Mike Metzger in his Clapham Commentary (free subscription required) pens a fine short essay on the last virtue left in America - the virtue of openness or tolerance.
Metzger borrows from Allan Bloom's classic 1987 book, The Closing of the American Mind, to make the point that openness as ity is practised in today's culture is really not a virtue at all but a vice. He writes:
Bloom was pointing out "there are two kinds of openness, the openness of indifference... and the openness that invites us to the quest for knowledge." The first type of openness is what Bloom claimed prevails to this day in American education. "It is open to all kinds of men, all kinds of life-styles, all ideologies. There is no enemy other than the man who is not open to everything."
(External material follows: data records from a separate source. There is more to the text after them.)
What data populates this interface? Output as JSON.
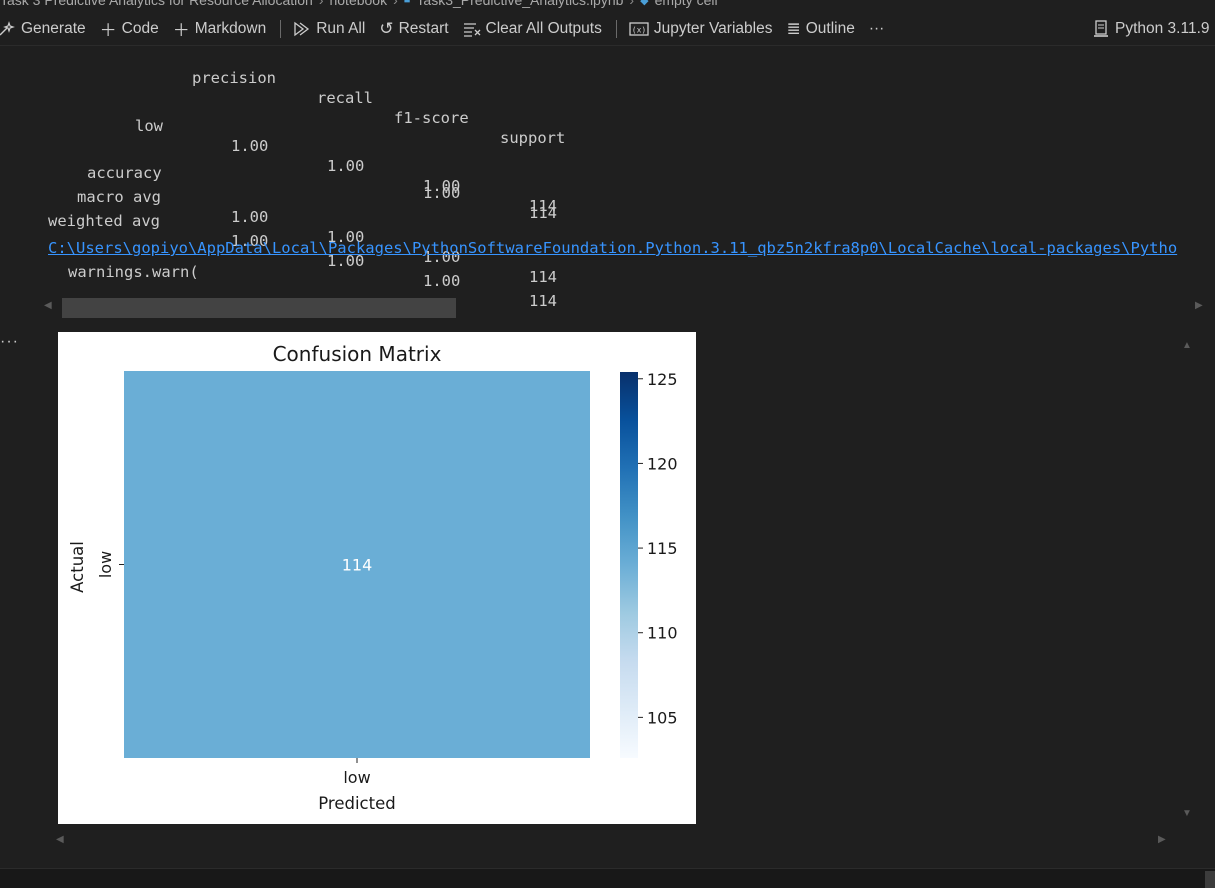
{
  "breadcrumb": {
    "items": [
      "Task 3 Predictive Analytics for Resource Allocation",
      "notebook",
      "Task3_Predictive_Analytics.ipynb",
      "empty cell"
    ]
  },
  "toolbar": {
    "generate": "Generate",
    "code": "Code",
    "markdown": "Markdown",
    "run_all": "Run All",
    "restart": "Restart",
    "clear_all": "Clear All Outputs",
    "variables": "Jupyter Variables",
    "outline": "Outline",
    "more": "···",
    "kernel": "Python 3.11.9"
  },
  "report": {
    "header": [
      "precision",
      "recall",
      "f1-score",
      "support"
    ],
    "rows": [
      {
        "label": "low",
        "precision": "1.00",
        "recall": "1.00",
        "f1": "1.00",
        "support": "114"
      },
      {
        "label": "accuracy",
        "precision": "",
        "recall": "",
        "f1": "1.00",
        "support": "114"
      },
      {
        "label": "macro avg",
        "precision": "1.00",
        "recall": "1.00",
        "f1": "1.00",
        "support": "114"
      },
      {
        "label": "weighted avg",
        "precision": "1.00",
        "recall": "1.00",
        "f1": "1.00",
        "support": "114"
      }
    ]
  },
  "warning": {
    "path": "C:\\Users\\gopiyo\\AppData\\Local\\Packages\\PythonSoftwareFoundation.Python.3.11_qbz5n2kfra8p0\\LocalCache\\local-packages\\Pytho",
    "code": "warnings.warn("
  },
  "cell_menu": "···",
  "chart_data": {
    "type": "heatmap",
    "title": "Confusion Matrix",
    "xlabel": "Predicted",
    "ylabel": "Actual",
    "x_categories": [
      "low"
    ],
    "y_categories": [
      "low"
    ],
    "values": [
      [
        114
      ]
    ],
    "colormap": "Blues",
    "colorbar": {
      "ticks": [
        105,
        110,
        115,
        120,
        125
      ],
      "range": [
        102.6,
        125.4
      ]
    },
    "cell_color": "#6aaed6"
  }
}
Metzger goes on to say that:
...religion is relegated to the territory of taste - like a preference for a particular kind of pizza. Religion then becomes a mindless exercise "about other nations or cultures and a few social science formulas. None of this means much" to students. If one person prefers veggie pizza and another pepperoni, why fight over it? Islam, Christianity, Judaism, Hezbollah... what's the big deal? We're clueless because we equate piety with pizza - beliefs and preferences not worth dying over.
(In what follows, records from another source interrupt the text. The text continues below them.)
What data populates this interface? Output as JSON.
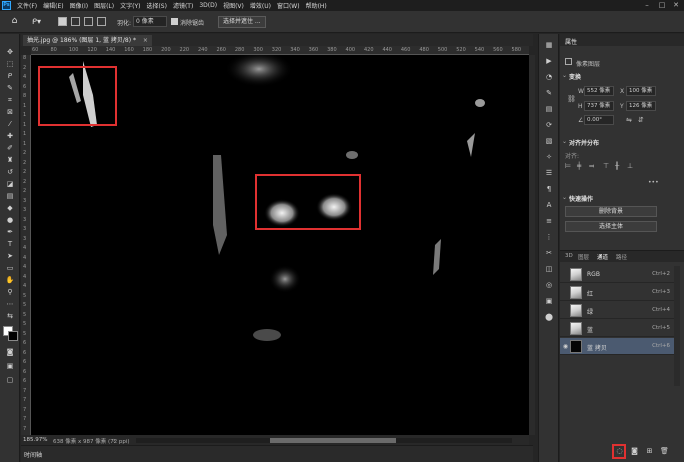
{
  "menubar": {
    "app_logo": "Ps",
    "items": [
      "文件(F)",
      "编辑(E)",
      "图像(I)",
      "图层(L)",
      "文字(Y)",
      "选择(S)",
      "滤镜(T)",
      "3D(D)",
      "视图(V)",
      "增效(U)",
      "窗口(W)",
      "帮助(H)"
    ],
    "window_controls": [
      "–",
      "□",
      "✕"
    ]
  },
  "optionsbar": {
    "feather_label": "羽化:",
    "feather_value": "0 像素",
    "antialias_label": "消除锯齿",
    "select_mask_button": "选择并遮住 ..."
  },
  "document": {
    "tab_title": "抽光.jpg @ 186% (图层 1, 蓝 拷贝/8) *"
  },
  "ruler": {
    "h_ticks": [
      "60",
      "80",
      "100",
      "120",
      "140",
      "160",
      "180",
      "200",
      "220",
      "240",
      "260",
      "280",
      "300",
      "320",
      "340",
      "360",
      "380",
      "400",
      "420",
      "440",
      "460",
      "480",
      "500",
      "520",
      "540",
      "560",
      "580"
    ],
    "v_ticks": [
      "8",
      "2",
      "4",
      "6",
      "8",
      "1",
      "1",
      "1",
      "1",
      "1",
      "2",
      "2",
      "2",
      "2",
      "2",
      "3",
      "3",
      "3",
      "3",
      "3",
      "4",
      "4",
      "4",
      "4",
      "4",
      "5",
      "5",
      "5",
      "5",
      "5",
      "6",
      "6",
      "6",
      "6",
      "6",
      "7",
      "7",
      "7",
      "7",
      "7"
    ]
  },
  "status": {
    "zoom": "185.97%",
    "doc_info": "638 像素 x 987 像素 (72 ppi)"
  },
  "timeline": {
    "label": "时间轴"
  },
  "properties": {
    "tab_title": "属性",
    "layer_kind": "像素图层",
    "transform_title": "变换",
    "w_label": "W",
    "w_value": "552 像素",
    "h_label": "H",
    "h_value": "737 像素",
    "x_label": "X",
    "x_value": "100 像素",
    "y_label": "Y",
    "y_value": "126 像素",
    "angle_value": "0.00°",
    "align_title": "对齐并分布",
    "align_sub": "对齐:",
    "quick_actions_title": "快速操作",
    "remove_bg_button": "删除背景",
    "select_subject_button": "选择主体",
    "more": "•••"
  },
  "channels_panel": {
    "tabs": [
      "3D",
      "图层",
      "通道",
      "路径"
    ],
    "active_tab_index": 2,
    "rows": [
      {
        "name": "RGB",
        "shortcut": "Ctrl+2",
        "visible": false,
        "selected": false
      },
      {
        "name": "红",
        "shortcut": "Ctrl+3",
        "visible": false,
        "selected": false
      },
      {
        "name": "绿",
        "shortcut": "Ctrl+4",
        "visible": false,
        "selected": false
      },
      {
        "name": "蓝",
        "shortcut": "Ctrl+5",
        "visible": false,
        "selected": false
      },
      {
        "name": "蓝 拷贝",
        "shortcut": "Ctrl+6",
        "visible": true,
        "selected": true
      }
    ]
  },
  "colors": {
    "accent": "#31a8ff",
    "highlight_box": "#e03131",
    "selected_row": "#4b5a70"
  }
}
In other words, religious beliefs aren't exactly true, or if they are we could never know such a thing, they're simply preferences with which people feel comfortable. Just as people exercise brand loyalty in their shopping or in their political party affiliation, they exercise a loyalty to religions which resonate with their view of the world.
Metzger adds that,
...according to Bloom, ..."what is advertised as a great openness is a great closing." Our mental gears have been stripped so that we can no longer distinguish between evil, good, better, and best. We're left with a vague "awareness that there are many cultures, accompanied by a saccharine moral drawn from that awareness: We should all get along." We see this in the continuing hesitancy among students to condemn the atrocities of Hitler, Mao, Stalin, or Saddam Hussein because that would appear "judgmental." .... If we believed religion was in the realm of knowledge, we'd have no hesitancy attempting to delineate between good and evil. Bloom chides us: "Openness used to be the virtue that permitted us to seek the good by using reason. It now means accepting everything and denying reason's power."
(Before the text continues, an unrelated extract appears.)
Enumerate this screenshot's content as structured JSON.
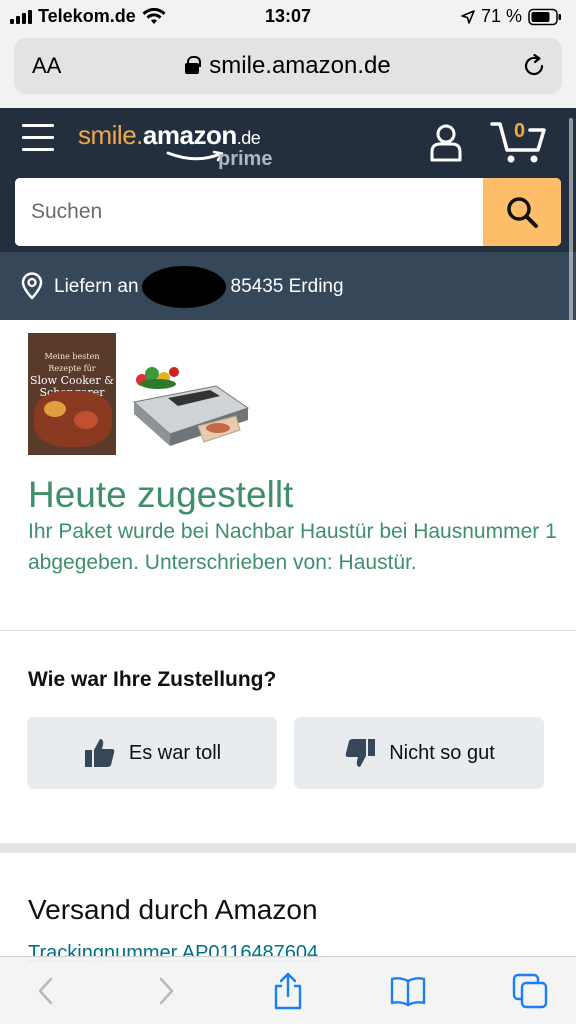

He might have added that one way in which this openness is manifesting itself in today's news is the moral equivalency that people tend to draw between contending forces in the global struggle against terror. Israel, for example, is said by some to be just as bad as its enemies. Israel has killed civilians and caused terrible hardships for the Palestinian people, thus, even though suicide bombings are wrong, they're understandable. This sort of equivalence acts as a salve to the intellect as it enables the individual to feel righteous without having to do any difficult thinking or read any history. To place on the same moral plane people who in acts of self-defense build walls to keep killers out, and in trying to eliminate the killers accidentally harm bystanders, with those who deliberately premeditate the murder of school children on a bus by strapping bombs to other children who are sometimes unaware of the full consequences of what they're doing, is intellectually and morally otiose.
We need to recover the conviction that there is good, there is evil, and there are mixtures of the two. Those who deliberately slaughter innocents in order to achieve power, or to spread their version of religious truth throughout the world are doing evil. Those who seek to make life better for all people are doing good. We need to recover a knowledge of the difference, but we'll never recover that knowledge until we recover a belief in truth and get rid of the oppressive burden of an "openness" that manifests itself as an indifference to truth.